Ausgrabungsfunde werden in

Straßburg und Dresden gezeigt

Möglichst schon im kommenden Jahr sollen die Ausgrabungsfunde aus dem Kilianstollen in einer Dauerausstellung in Altkirch zu sehen sein. Ein Jahr später, wenn Deutschland und Frankreich des Ersten Weltkriegs gedenken, präsentieren Straßburg und das Militärhistorische Museum in Dresden in Ausstellungen den Kilianstollen und seine Geschichte. Tausende Puzzleteile sollen sich bis dahin zu einem Bild vervollständigen. Würfel, Plaketten, Tabakspfeifen aus Bakelit und Holz, eine Trillerpfeife, lederne Brieftaschen, "Feinste & Beste Kopierstifte", wie die feingeprägte Schrift erzählt: All das liegt ausgebreitet auf einem Tisch in Sélestat. Doch welche Plakette gehört zu welchen Gebeinen? Welcher Stiefel zu welchem Menschen? Was verrät ein Schädel, dessen Bruchstücke mit Klebeband zusammengefügt sind? Hat die Feuchtigkeit des Erdreichs die Knochen der Toten so dunkel gefärbt? Monate nach dem Ende der Grabung bleiben viele Fragen unbeantwortet.

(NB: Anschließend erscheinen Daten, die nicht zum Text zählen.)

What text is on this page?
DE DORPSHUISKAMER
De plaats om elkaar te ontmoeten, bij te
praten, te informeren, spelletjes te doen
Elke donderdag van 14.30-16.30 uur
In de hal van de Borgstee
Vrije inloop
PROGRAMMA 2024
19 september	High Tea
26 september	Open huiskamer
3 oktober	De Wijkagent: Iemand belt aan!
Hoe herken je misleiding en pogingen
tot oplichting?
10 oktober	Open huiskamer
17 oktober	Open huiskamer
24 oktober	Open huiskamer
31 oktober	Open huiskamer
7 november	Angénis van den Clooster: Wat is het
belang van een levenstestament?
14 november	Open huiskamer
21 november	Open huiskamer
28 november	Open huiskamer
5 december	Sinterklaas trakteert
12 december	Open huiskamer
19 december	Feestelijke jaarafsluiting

Amélie Pelissier hat sechs von 21 Skeletten untersucht. "Unsere Realität entspricht leider nicht der Darstellung in Kriminalfilmen", sagt sie. Mit den gängigen Methoden sei nur eine ungefähre Altersbestimmung möglich. "Wie treffsicher sie ausfällt, hängt im Einzelfall von der Lebensgeschichte und von der Arbeitsbelastung des Einzelnen ab." Abnutzungen und Kerben an den Knochen zeigen wie bei den in Carspach verschütteten Soldaten, ob der Tote häufig geritten ist, in welcher Position er gearbeitet haben muss. Auch das Gebiss kann Hinweise auf die Identität geben. "Verschiedene Informationen müssen zusammentreffen, damit wir sie zuordnen können."

Ende 2012 sollen die Gebeine dem Volksbund Deutsche Kriegsgräberfürsorge überstellt werden. Bis dahin muss das Puzzle zusammengesetzt sein.